The biggest reason I think O'Connor's heart was in the right place: In "The Displaced Person", the immigrant is depicted as a righteous person, a blatant Christ symbol. When those around the immigrant react negatively to him, that's intended to reflect badly on them, not him. And one of the reasons they reject him is because he treats his black coworkers no differently from his white ones.

Rhea from Syracuse, NY, USA Since: Aug, 2010
#14: Oct 19th 2012 at 12:14:17 AM

[up] Yes, I fail at the guilty until proven innocent part, and I know the South had it's fair share of progressives. I wish I hadn't posted what I did, because I don't want to be inflammatory and accusations of racism are always inflammatory. Thank you for responding so kindly. It's very difficult to figure out author intent, and I should try not to assume the worst of people.

I actually remember liking "The Displaced Person," but I don't have my copy with me so I can't reread it. "A Good Man is Hard to Find," was good too.

I've been researching "The Artificial .". This article is interesting, and has a quote from O'Connor that says she meant the statue to be representative of everyone's suffering.

http://quod.lib.umich.edu/p/postid/pid9999.0001.107?rgn=main;view=fulltext "III. The Dilemma of Sameness and Other in O'Connor"

Edit- Oh, the progressives. Since she has such a broad assortment of flawed characters, it would be ridiculous to say she thinks progressive viewpoints are negative because there are flawed progressive characters. I don't think that.

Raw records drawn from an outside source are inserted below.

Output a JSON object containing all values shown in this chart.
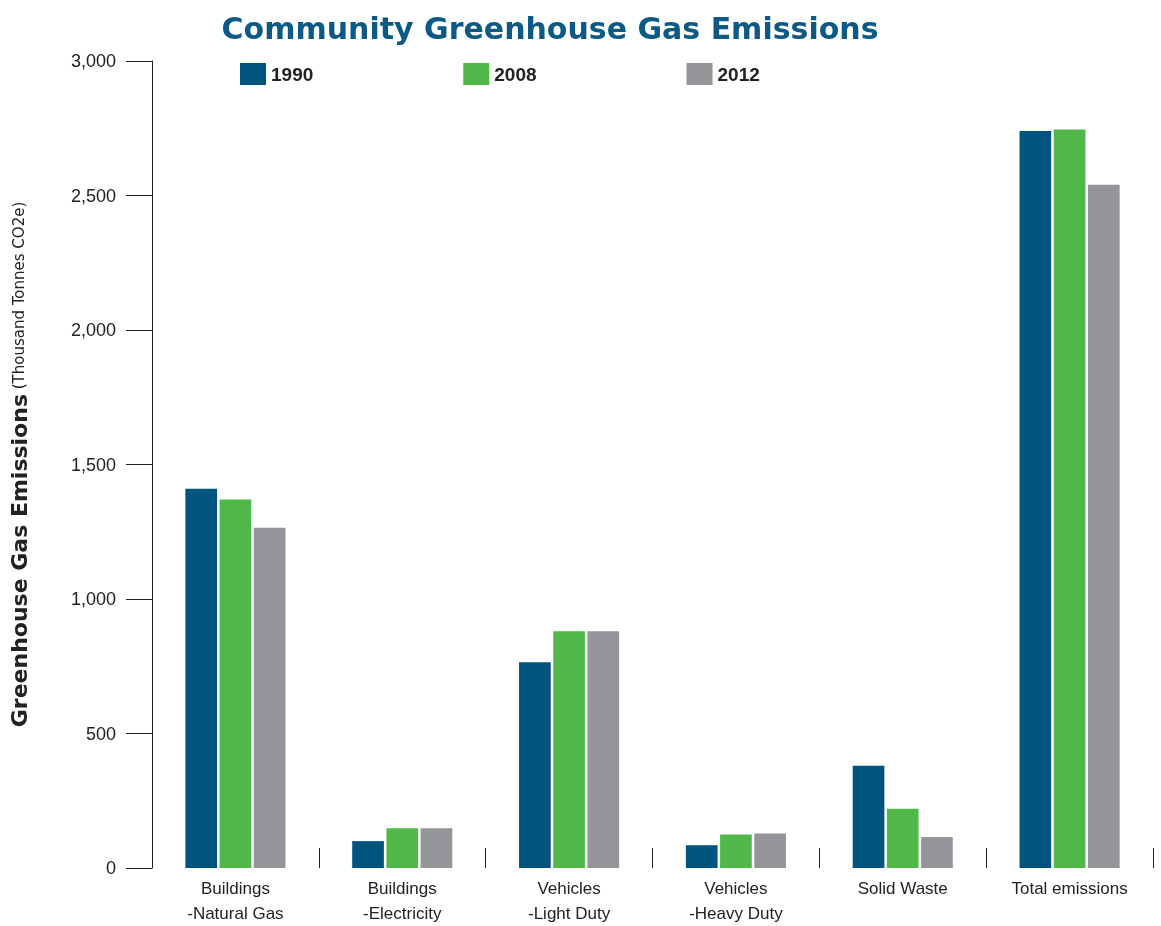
{
  "chart_data": {
    "type": "bar",
    "title": "Community Greenhouse Gas Emissions",
    "ylabel": "Greenhouse Gas Emissions (Thousand Tonnes CO2e)",
    "categories": [
      "Buildings\n-Natural Gas",
      "Buildings\n-Electricity",
      "Vehicles\n-Light Duty",
      "Vehicles\n-Heavy Duty",
      "Solid Waste",
      "Total emissions"
    ],
    "series": [
      {
        "name": "1990",
        "color": "#00557f",
        "values": [
          1410,
          100,
          765,
          85,
          380,
          2740
        ]
      },
      {
        "name": "2008",
        "color": "#50b848",
        "values": [
          1370,
          148,
          880,
          125,
          220,
          2745
        ]
      },
      {
        "name": "2012",
        "color": "#939598",
        "values": [
          1265,
          148,
          880,
          128,
          115,
          2540
        ]
      }
    ],
    "ylim": [
      0,
      3000
    ],
    "yticks": [
      0,
      500,
      {
        "value": 1000,
        "label": "1,000"
      },
      {
        "value": 1500,
        "label": "1,500"
      },
      {
        "value": 2000,
        "label": "2,000"
      },
      {
        "value": 2500,
        "label": "2,500"
      },
      {
        "value": 3000,
        "label": "3,000"
      }
    ],
    "grid": false,
    "legend": "top left"
  }
}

edited 19th Oct '12 9:26:52 AM by Rhea

MetaFour Since: Jan, 2001
#15: Oct 19th 2012 at 7:56:16 AM

Well, a quick google search pulled up a few interesting articles on the topic. This page has a selection of less-than-savory quotes from her letters. This one attempts to give some context to her views, concluding that O'Connor was against the mistreatment of black people, but she felt that the sanctimony of certain folks on the side of civil rights was a more pressing issue.

Sooo... she was not very progressive, but still worth reading, IMO.

Jhimmibhob Since: Dec, 2010
#16: Oct 19th 2012 at 8:02:58 AM

O'Connor would probably have agreed with Chesterton's contempt for progressivism per se, without due consideration for the direction of the progress. As the latter put it (if memory serves), "I have nothing to say to a man who prefers Thursday to Wednesday because it is Thursday."

However, O'Connor seemed largely sympathetic to civil-rights reform, and to many other beneficial movements lazily labelled as "progressive." At the same time, though, she saw the special moral danger that comes from lazily and self-righteously identifying oneself with laudable causes without humility or insight into oneself ... without perceiving our universally fallen nature, while striking postures as a secular form of "grace on the cheap," and while preening oneself at the expense of the supposedly less enlightened.

So while forthrightly opposing bigotry, O'Connor understood that even racism could be relatively human, honest, and harmless to the soul ... when compared to certain extremes of unearned moral peacockery. The son in "Everything That Rises Must Converge" is more correct than his mother, and his politics more humane, but he is also more dishonest and contemptible—a patient far more desperately in need of God's terrible, agonizing, consuming grace.